Car il s’agit bien de cela. Y compris d’ailleurs en termes de santé. Celle-ci ne commence-t-elle pas avec l’alimentation ? L’avenir ne pourra se construire que sur une production alimentaire saine, relocalisée et parfaitement respectueuse des hommes et des milieux, une réalité qui n’existera pas sans installer de nombreux paysans. Tout le contraire en somme de ce qui est à l’œuvre actuellement, comme en témoigne l’inquiétant phénomène d’accaparement des terres qui ne concerne plus seulement l’Asie, l’Afrique ou l’Amérique du Sud, mais désormais l’ensemble du globe. En 2008, l’ONG Grain nous alertait sur l’amplitude de ce phénomène ; mais la volatilité des actifs financiers révélée par la crise boursière, cette année-là, paraît l’avoir encore accéléré. Depuis, la terre semble être devenue une valeur refuge à laquelle les fonds d’investissement s’intéressent dangereusement. Or, leur recherche de dividendes ne s’accommode guère de l’intérêt du plus grand nombre, ni de celui de la planète.

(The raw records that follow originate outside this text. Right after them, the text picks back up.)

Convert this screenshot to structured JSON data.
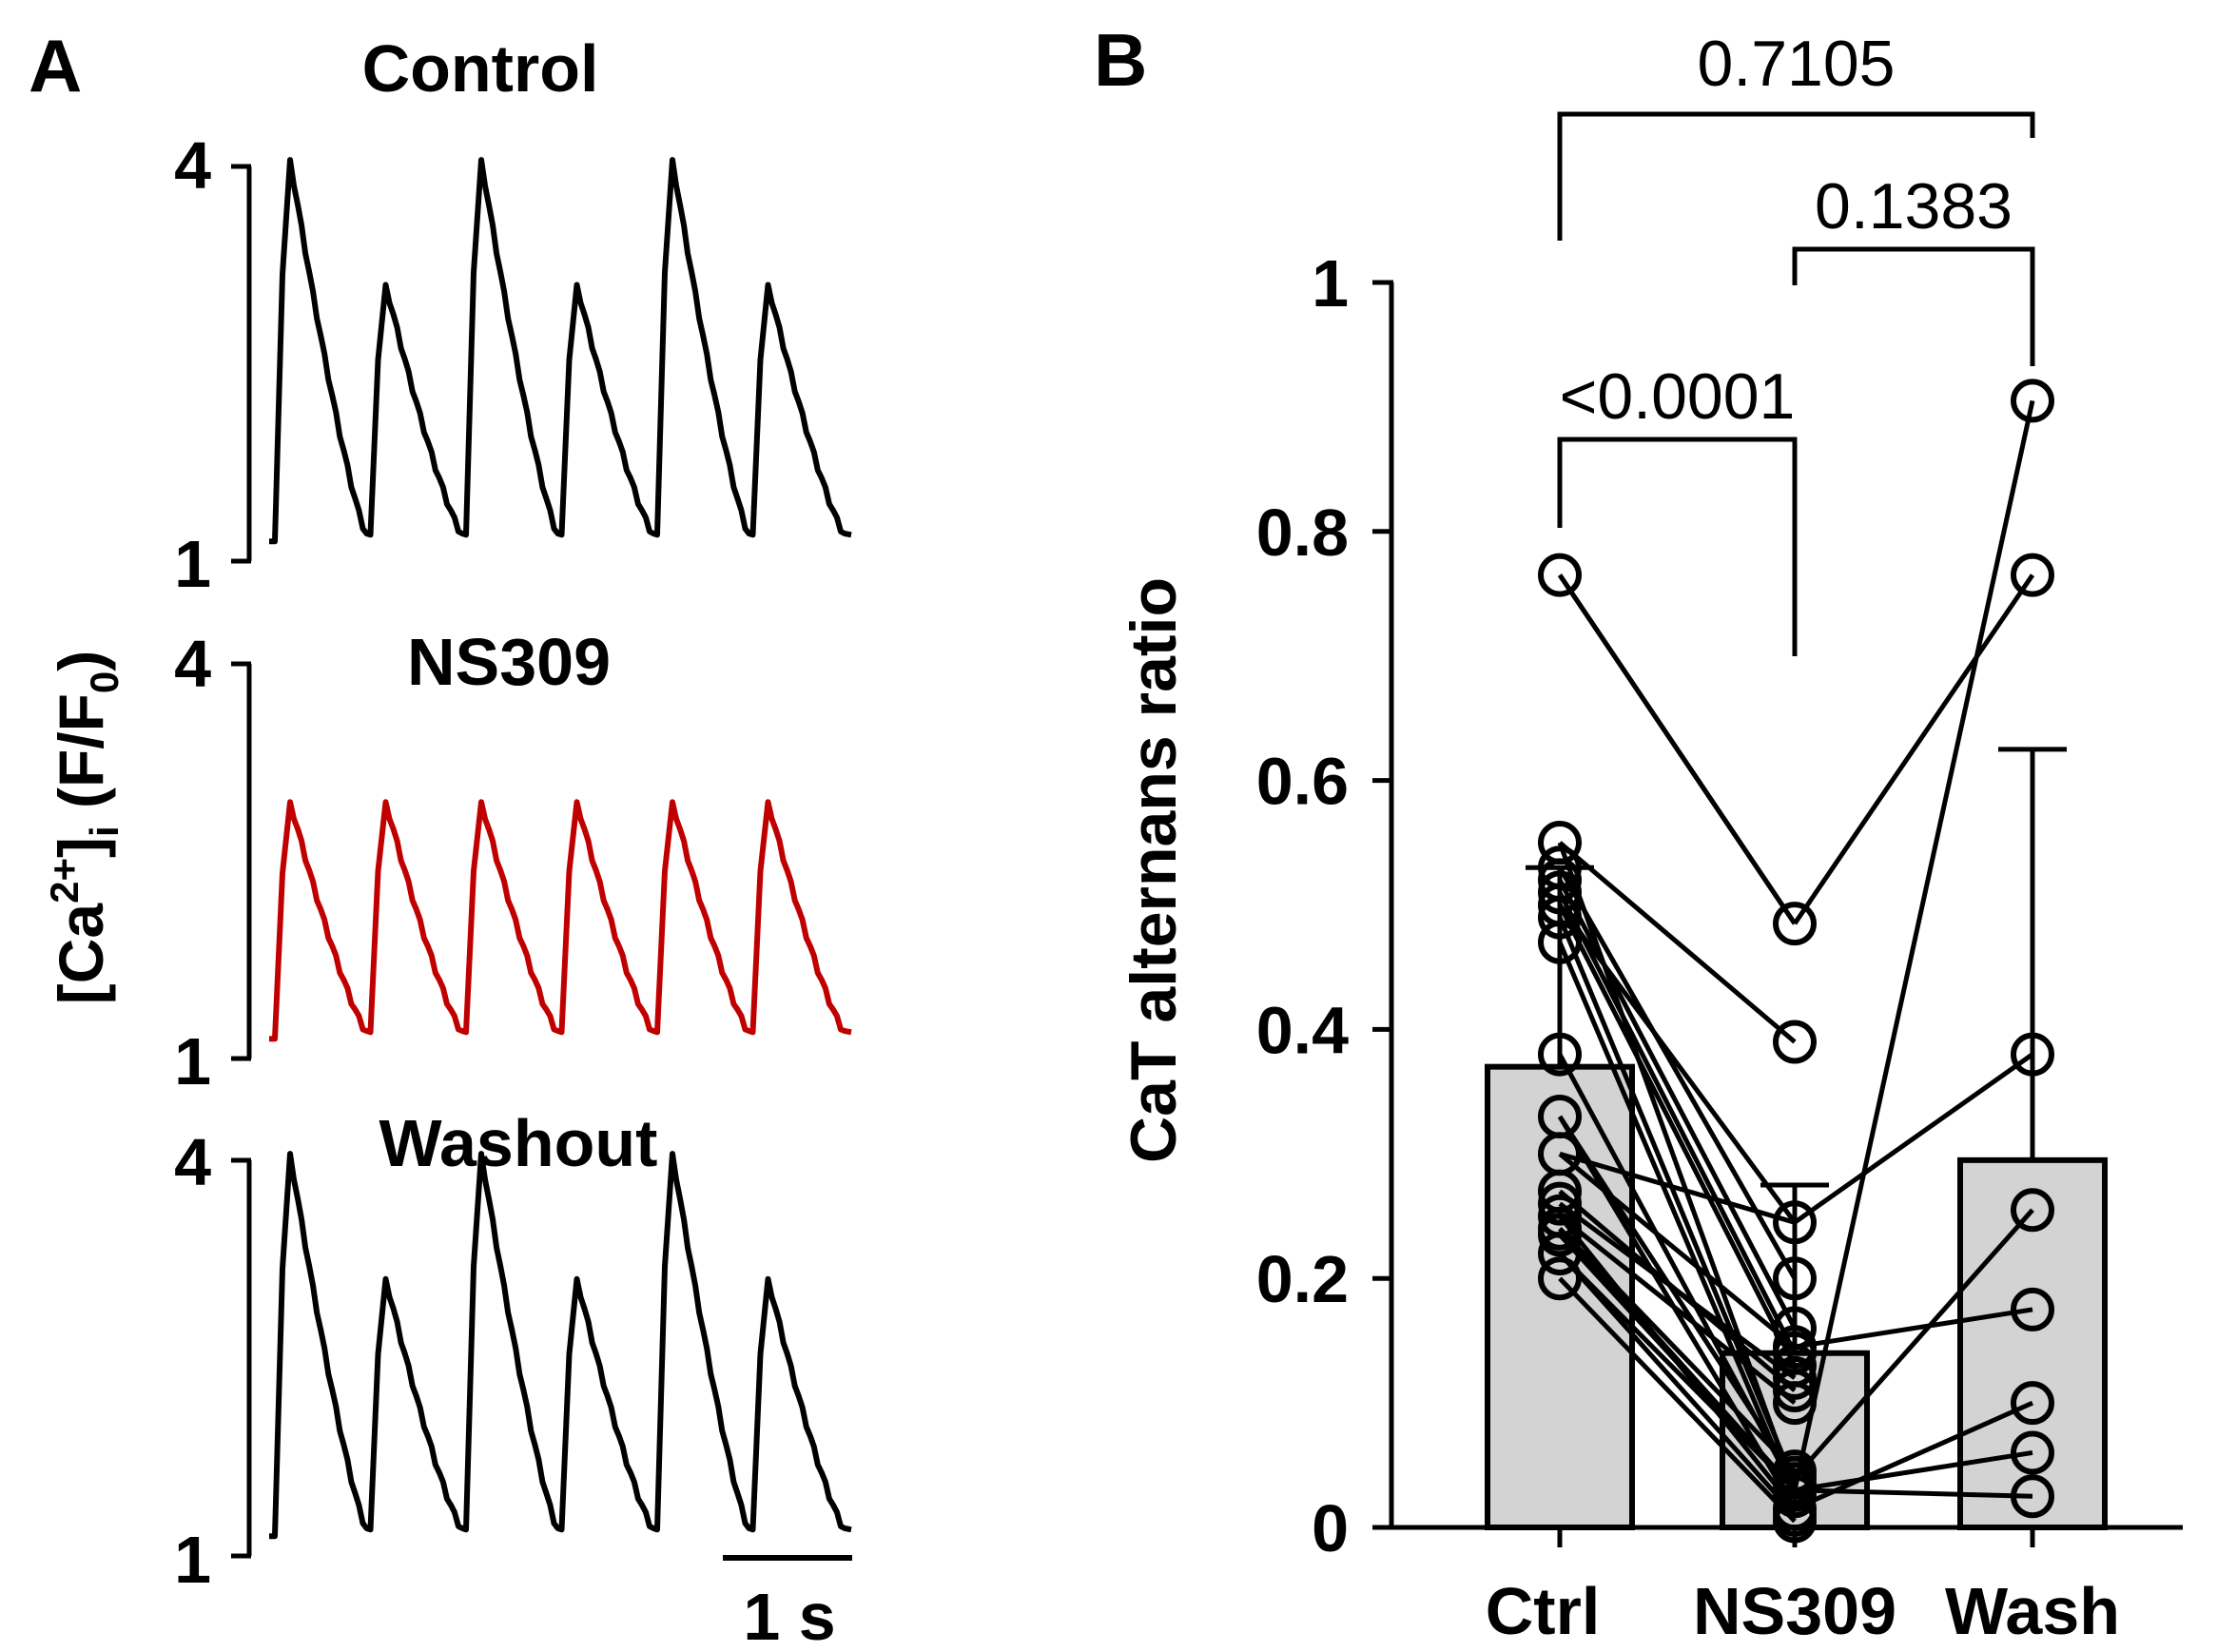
{
  "panel_a": {
    "letter": "A",
    "y_axis_label": "[Ca²⁺]ᵢ (F/F₀)",
    "y_axis_label_parts": {
      "main": "[Ca",
      "sup": "2+",
      "mid": "]",
      "sub_i": "i",
      "rest": " (F/F",
      "sub_0": "0",
      "end": ")"
    },
    "traces": [
      {
        "title": "Control",
        "color": "#000000",
        "ymin_label": "1",
        "ymax_label": "4",
        "pattern": "alternans"
      },
      {
        "title": "NS309",
        "color": "#c00000",
        "ymin_label": "1",
        "ymax_label": "4",
        "pattern": "uniform"
      },
      {
        "title": "Washout",
        "color": "#000000",
        "ymin_label": "1",
        "ymax_label": "4",
        "pattern": "alternans"
      }
    ],
    "scale_bar": "1 s"
  },
  "panel_b": {
    "letter": "B",
    "comparisons": [
      {
        "label": "0.7105",
        "from": "Ctrl",
        "to": "Wash"
      },
      {
        "label": "0.1383",
        "from": "NS309",
        "to": "Wash"
      },
      {
        "label": "<0.0001",
        "from": "Ctrl",
        "to": "NS309"
      }
    ]
  },
  "chart_data": {
    "type": "bar",
    "title": "",
    "xlabel": "",
    "ylabel": "CaT alternans ratio",
    "ylim": [
      0,
      1
    ],
    "yticks": [
      0,
      0.2,
      0.4,
      0.6,
      0.8,
      1
    ],
    "ytick_labels": [
      "0",
      "0.2",
      "0.4",
      "0.6",
      "0.8",
      "1"
    ],
    "categories": [
      "Ctrl",
      "NS309",
      "Wash"
    ],
    "means": [
      0.37,
      0.14,
      0.295
    ],
    "sd_upper": [
      0.53,
      0.275,
      0.625
    ],
    "bar_color": "#d3d3d3",
    "paired_cells": [
      [
        0.765,
        0.485
      ],
      [
        0.55,
        0.39
      ],
      [
        0.53,
        0.2
      ],
      [
        0.52,
        0.16
      ],
      [
        0.51,
        0.14
      ],
      [
        0.5,
        0.13
      ],
      [
        0.49,
        0.035
      ],
      [
        0.47,
        0.025
      ],
      [
        0.38,
        0.03
      ],
      [
        0.33,
        0.015
      ],
      [
        0.3,
        0.245
      ],
      [
        0.27,
        0.11
      ],
      [
        0.26,
        0.12
      ],
      [
        0.25,
        0.1
      ],
      [
        0.24,
        0.045
      ],
      [
        0.235,
        0.03
      ],
      [
        0.22,
        0.01
      ],
      [
        0.2,
        0.005
      ]
    ],
    "triplet_cells": [
      [
        0.765,
        0.485,
        0.765
      ],
      [
        0.55,
        0.03,
        0.905
      ],
      [
        0.5,
        0.245,
        0.38
      ],
      [
        0.33,
        0.04,
        0.255
      ],
      [
        0.3,
        0.145,
        0.175
      ],
      [
        0.25,
        0.015,
        0.1
      ],
      [
        0.24,
        0.03,
        0.06
      ],
      [
        0.22,
        0.03,
        0.025
      ]
    ]
  }
}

La question est si prégnante qu’en 2018, le foncier agricole a fait l’objet d’un rapport d’information parlementaire. Si l’urbanisation et l’enfrichement croissants des terres agricoles y sont apparus centraux, les rapporteurs (1), adoptant un ton assez alarmiste, y signalent clairement qu’il faut « prendre la mesure des menaces qui pèsent sur la terre, ressource convoitée et négligée ». On y apprend notamment qu’ « en France, les craintes quant à un accaparement des terres ont été révélées par l’achat de 1 700 hectares de terres arables en 2016, dans le département de l’Indre, par un consortium chinois ». Et que « d’autres acquisitions ont eu lieu depuis sur des terres céréalières ». Le rapport signale enfin que « depuis plusieurs années, plusieurs centaines de vignobles dans le Bordelais et récemment en Bourgogne sont devenus la propriété d’investisseurs, souvent étrangers ». L’inquiétude y est manifeste. Pour ces rapporteurs, « le développement de l’accaparement introduit une forme de concurrence déséquilibrée pour l’accès à la terre, ainsi que des pratiques agricoles peu durables et préjudiciables aux sols ».

On le voit, côté politique, le thème est sur la table, et cette fois sans trop de biais. Si après la pandémie nos dirigeants ne prennent pas la mesure des enjeux, gageons que la société civile, elle, aura perçu le danger. Et qu’elle ne se laissera sans doute plus déposséder à ce point de ce qui est vital pour elle. D’autant moins que derrière cette question de l’approvisionnement alimentaire, celle du climat guette, avec une même réponse : l’urgence de développer sur notre territoire de nombreux paysans pratiquant leur art sans impacter le vivant dont nous dépendons tous ; pour ne pas dire… dont nous sommes !

Nelly Pégeault

 

Note 1 : Mme Anne-Laurence Petel, du groupe La République en marche et M. Dominique Potier, du groupe Socialistes et apparentés.